The popularity of Airbnb evidences a shift in the desired travel experience, as Millennials become the predominant patron demographics. Expectations of hospitality and lodging are evolving with a focus on the incorporation of technology into the travel journey. Airbnb has been incredibly successful at offering innovative, sleek mobile features that users find appealing and easy to use.

Among Millennial travelers, 56 percent consider both traditional and alternative lodging options, such as Airbnb and vacation rentals, compared to just 38 percent of travelers in older age groups. Many younger travelers are styled as “digital natives” because they grew up with nearly constant access to computer technology and the Internet. This group has been shown to expect more highly targeted, personalized marketing from hospitality brands, with 70 percent expressing a preference for an immersive, unique experience.

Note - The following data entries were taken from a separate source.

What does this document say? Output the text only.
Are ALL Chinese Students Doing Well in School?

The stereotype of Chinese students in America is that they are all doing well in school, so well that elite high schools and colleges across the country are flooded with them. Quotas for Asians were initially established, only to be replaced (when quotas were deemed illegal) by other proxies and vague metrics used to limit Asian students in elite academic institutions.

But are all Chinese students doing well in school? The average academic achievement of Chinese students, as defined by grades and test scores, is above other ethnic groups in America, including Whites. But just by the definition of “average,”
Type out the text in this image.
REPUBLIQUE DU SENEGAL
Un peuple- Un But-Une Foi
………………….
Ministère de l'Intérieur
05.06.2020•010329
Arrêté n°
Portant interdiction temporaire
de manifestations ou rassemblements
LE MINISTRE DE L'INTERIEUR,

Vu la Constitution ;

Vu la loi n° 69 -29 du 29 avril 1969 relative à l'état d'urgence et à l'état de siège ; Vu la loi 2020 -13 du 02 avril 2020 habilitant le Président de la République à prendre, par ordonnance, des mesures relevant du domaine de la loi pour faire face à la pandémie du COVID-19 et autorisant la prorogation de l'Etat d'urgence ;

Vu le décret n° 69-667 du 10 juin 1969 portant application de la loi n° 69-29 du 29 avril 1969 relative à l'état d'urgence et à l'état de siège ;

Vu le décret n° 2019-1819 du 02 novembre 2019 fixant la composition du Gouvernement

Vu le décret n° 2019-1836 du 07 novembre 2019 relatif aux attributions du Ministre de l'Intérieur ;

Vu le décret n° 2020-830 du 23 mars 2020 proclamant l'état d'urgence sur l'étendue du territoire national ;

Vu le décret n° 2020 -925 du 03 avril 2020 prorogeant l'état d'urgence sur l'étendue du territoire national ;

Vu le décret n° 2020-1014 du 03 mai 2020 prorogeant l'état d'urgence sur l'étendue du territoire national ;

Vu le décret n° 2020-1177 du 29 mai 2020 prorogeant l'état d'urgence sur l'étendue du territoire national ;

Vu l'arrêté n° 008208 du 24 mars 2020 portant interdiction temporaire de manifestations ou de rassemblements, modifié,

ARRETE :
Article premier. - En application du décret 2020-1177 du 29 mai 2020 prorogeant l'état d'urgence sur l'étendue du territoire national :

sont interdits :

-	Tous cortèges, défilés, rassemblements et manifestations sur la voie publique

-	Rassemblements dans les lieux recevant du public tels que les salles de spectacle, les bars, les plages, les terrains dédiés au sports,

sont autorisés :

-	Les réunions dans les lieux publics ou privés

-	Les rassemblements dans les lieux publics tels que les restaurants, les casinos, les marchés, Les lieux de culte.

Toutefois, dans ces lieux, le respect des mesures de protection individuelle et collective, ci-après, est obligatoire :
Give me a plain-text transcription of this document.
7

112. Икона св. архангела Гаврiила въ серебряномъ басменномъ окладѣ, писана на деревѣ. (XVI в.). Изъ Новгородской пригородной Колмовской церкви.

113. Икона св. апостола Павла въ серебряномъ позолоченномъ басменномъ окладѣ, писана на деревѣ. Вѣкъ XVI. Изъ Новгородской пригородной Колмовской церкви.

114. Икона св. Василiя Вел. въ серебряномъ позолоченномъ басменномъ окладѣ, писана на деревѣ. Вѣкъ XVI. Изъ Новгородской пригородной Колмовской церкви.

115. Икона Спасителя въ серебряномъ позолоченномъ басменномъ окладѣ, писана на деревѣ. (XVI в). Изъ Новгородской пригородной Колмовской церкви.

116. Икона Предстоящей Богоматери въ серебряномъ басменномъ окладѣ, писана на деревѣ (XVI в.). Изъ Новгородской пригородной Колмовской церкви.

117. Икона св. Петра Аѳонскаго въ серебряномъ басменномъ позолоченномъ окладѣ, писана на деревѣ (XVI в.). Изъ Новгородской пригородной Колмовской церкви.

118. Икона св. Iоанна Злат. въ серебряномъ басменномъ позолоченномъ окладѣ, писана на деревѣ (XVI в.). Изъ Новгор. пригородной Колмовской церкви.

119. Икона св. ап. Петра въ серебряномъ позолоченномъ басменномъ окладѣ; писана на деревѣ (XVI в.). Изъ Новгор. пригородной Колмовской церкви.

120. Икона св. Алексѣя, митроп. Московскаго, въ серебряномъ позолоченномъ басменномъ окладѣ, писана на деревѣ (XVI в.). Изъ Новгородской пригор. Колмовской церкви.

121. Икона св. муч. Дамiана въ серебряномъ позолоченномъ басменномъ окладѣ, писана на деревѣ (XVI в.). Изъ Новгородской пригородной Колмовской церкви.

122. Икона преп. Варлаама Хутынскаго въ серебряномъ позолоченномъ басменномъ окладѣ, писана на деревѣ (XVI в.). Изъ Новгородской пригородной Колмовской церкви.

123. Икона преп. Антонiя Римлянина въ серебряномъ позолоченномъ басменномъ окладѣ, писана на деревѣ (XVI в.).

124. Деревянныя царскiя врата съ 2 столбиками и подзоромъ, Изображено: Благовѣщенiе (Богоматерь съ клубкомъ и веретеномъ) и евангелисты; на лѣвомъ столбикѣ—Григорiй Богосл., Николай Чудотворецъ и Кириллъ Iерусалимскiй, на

56% of Millennials consider both traditional and alternative lodging options, such as Airbnb and vacation rentals

The tech-hungry Millennial mindset, which has spread to other age groups older and younger, has led to the need for a different, more digital guest experience than in the past, such as complimentary Wi-Fi access and self-service tools, such as hotel in-room tablets, mobile key room entry, check-in kiosks and automated information desks. Hospitality technology in European hotels could have a huge impact on guest perception.

Another more dominant trend in the global hospitality industry with a considerable impact on Europe is the rise of mobile. Mobile travel bookings will jump to 22 percent in 2016, and guests are now coming to expect the availability of a hotel mobile app for easy access to information, services, and communication with staff.

Embracing digital innovations and increased use of technology were both identified by leading global corporation Pricewaterhouse Coopers as a top priority and one of the most impactful trends for the European hospitality industry.

Looking to the future, the European hospitality industry will continue to flourish if it can successfully adapt to new technology in European hotels as a powerful means of increasing guest satisfaction, improving guest engagement, and overcoming operational challenges such as staff and material limitations.